The next day we drove to Lecce, a larger town 40km away, on a mission to read our email, newsvine, and most of all to make contact with our daughter in Japan. No dice. For hours no sign saying Internet. Finally brief access to a pirate WiFi signal which allowed only the most basic email check. But we did finally find a WiFi point we could use: closed for lunch. At this point things looked reasonably sane, except that something normally simple had spiraled out of normal proportion – as often happens while traveling.
But by evening the strike had run stations short of benzine and we were grounded. In a futile search for fuel in the rain and dark I’d picked up a stranded Italian motorista and learnt that the whole country was pretty much out. In daylight we discovered that neither Tabbacci nor Poste could sell us an international phone card, and three different banks had no one euro coins for the payphone. Finally we made a brief call to Japan with a large handful of half euro coins wheedled out of the third bank.

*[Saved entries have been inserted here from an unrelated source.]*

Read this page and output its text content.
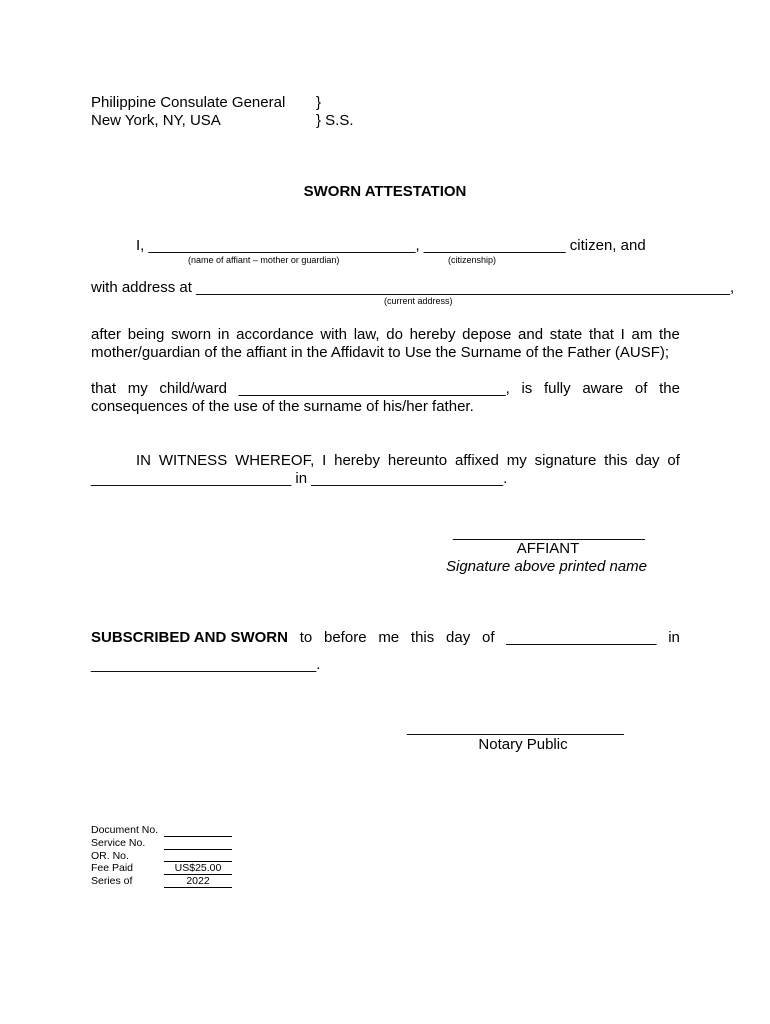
Philippine Consulate General
New York, NY, USA
}
} S.S.
SWORN ATTESTATION
I, ________________________________, _________________ citizen, and
(name of affiant – mother or guardian)	(citizenship)
with address at ________________________________________________________________,
(current address)
after being sworn in accordance with law, do hereby depose and state that I am the
mother/guardian of the affiant in the Affidavit to Use the Surname of the Father (AUSF);
that my child/ward ________________________________, is fully aware of the
consequences of the use of the surname of his/her father.
IN WITNESS WHEREOF, I hereby hereunto affixed my signature this day of
________________________ in _______________________.
_______________________
AFFIANT
Signature above printed name
SUBSCRIBED AND SWORN to before me this day of __________________ in
___________________________.
__________________________
Notary Public
Document No.
Service No.
OR. No.
Fee Paid
Series of
US$25.00
2022
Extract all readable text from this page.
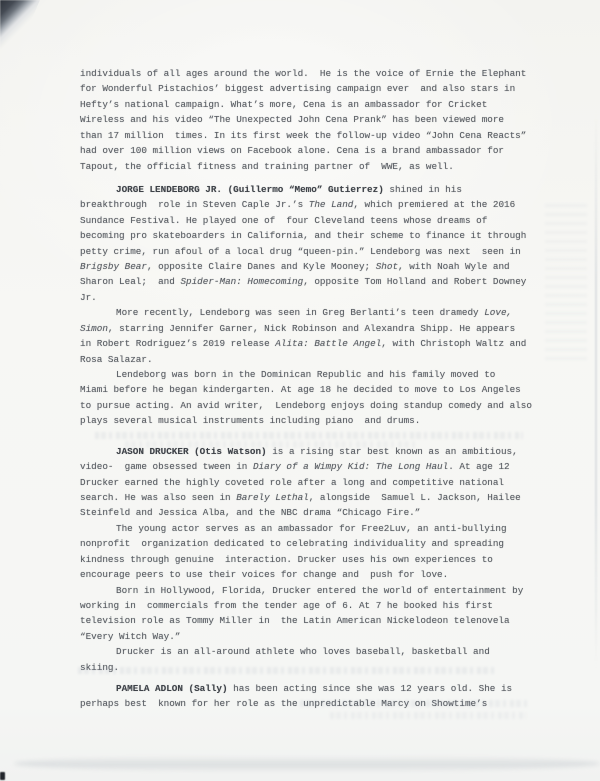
individuals of all ages around the world.  He is the voice of Ernie the Elephant
for Wonderful Pistachios’ biggest advertising campaign ever  and also stars in
Hefty’s national campaign. What’s more, Cena is an ambassador for Cricket
Wireless and his video “The Unexpected John Cena Prank” has been viewed more
than 17 million  times. In its first week the follow-up video “John Cena Reacts”
had over 100 million views on Facebook alone. Cena is a brand ambassador for
Tapout, the official fitness and training partner of  WWE, as well.
JORGE LENDEBORG JR. (Guillermo “Memo” Gutierrez) shined in his
breakthrough  role in Steven Caple Jr.’s The Land, which premiered at the 2016
Sundance Festival. He played one of  four Cleveland teens whose dreams of
becoming pro skateboarders in California, and their scheme to finance it through
petty crime, run afoul of a local drug “queen-pin.” Lendeborg was next  seen in
Brigsby Bear, opposite Claire Danes and Kyle Mooney; Shot, with Noah Wyle and
Sharon Leal;  and Spider-Man: Homecoming, opposite Tom Holland and Robert Downey
Jr.
More recently, Lendeborg was seen in Greg Berlanti’s teen dramedy Love,
Simon, starring Jennifer Garner, Nick Robinson and Alexandra Shipp. He appears
in Robert Rodriguez’s 2019 release Alita: Battle Angel, with Christoph Waltz and
Rosa Salazar.
Lendeborg was born in the Dominican Republic and his family moved to
Miami before he began kindergarten. At age 18 he decided to move to Los Angeles
to pursue acting. An avid writer,  Lendeborg enjoys doing standup comedy and also
plays several musical instruments including piano  and drums.
JASON DRUCKER (Otis Watson) is a rising star best known as an ambitious,
video-  game obsessed tween in Diary of a Wimpy Kid: The Long Haul. At age 12
Drucker earned the highly coveted role after a long and competitive national
search. He was also seen in Barely Lethal, alongside  Samuel L. Jackson, Hailee
Steinfeld and Jessica Alba, and the NBC drama “Chicago Fire.”
The young actor serves as an ambassador for Free2Luv, an anti-bullying
nonprofit  organization dedicated to celebrating individuality and spreading
kindness through genuine  interaction. Drucker uses his own experiences to
encourage peers to use their voices for change and  push for love.
Born in Hollywood, Florida, Drucker entered the world of entertainment by
working in  commercials from the tender age of 6. At 7 he booked his first
television role as Tommy Miller in  the Latin American Nickelodeon telenovela
“Every Witch Way.”
Drucker is an all-around athlete who loves baseball, basketball and
skiing.
PAMELA ADLON (Sally) has been acting since she was 12 years old. She is
perhaps best  known for her role as the unpredictable Marcy on Showtime’s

It feels like being blind. Over the last decade I’ve become so used to near-perfect connectivity; to being able to talk to anyone, find out anything, see a map to anywhere! It’s very strange to have this enforced separation from the world of information and the society of my friends.
Centuries ago – like 1990 – social interaction was primarily with family, neighbours, and work-mates. Information was, before television, primarily in the form of gossip. Nowdays my friends are on the other side of the city or the other side of the world, and to be cut off from telephone and internet, especially in a non-english speaking country, is to take a vow of silence and join a monastery.
Gallipoli still functions in the old way, and the masters of gossip are the old men. Some old men are farmers, and drive tiny three wheeled trucks with produce on the back. The old women are busy with shopping and home, they don’t seem to have so much time. But every convenient sunny bench is populated by gaggles of old men, gossiping as they wait for 10am when the bars open. Or else they’ll go to the nearby Associatione to play dominos or cards or simply drink until 1pm. There are infinite numbers of little clubs with official sounding names like Society for Professional Fishermen. But whatever the name on the door, it closes for lunch and the old men leave their philosophy or dominos and go home to eat. And at four of five the old men are again sitting on the steps near the fishmarket making the most of the afternoon sun.
They’re in near-perfect connectivity with no need for facebook or newsvine or google. Gossipnet. A short range but effective system of great antiquity.
I have hopes that the world-wide interconnection of people which the new media provides – once the language barrier is overcome – will bring people together in such a way that war becomes impossible. That’s the one problem with gossipnet, it’s easy to convince people who don’t know anyone more distant than the sound of their churchbell that the people in the next valley are different or evil or covetous of the wealth around here. When you personally know several of those people you’re less inclined to believe the rumours and the sermons.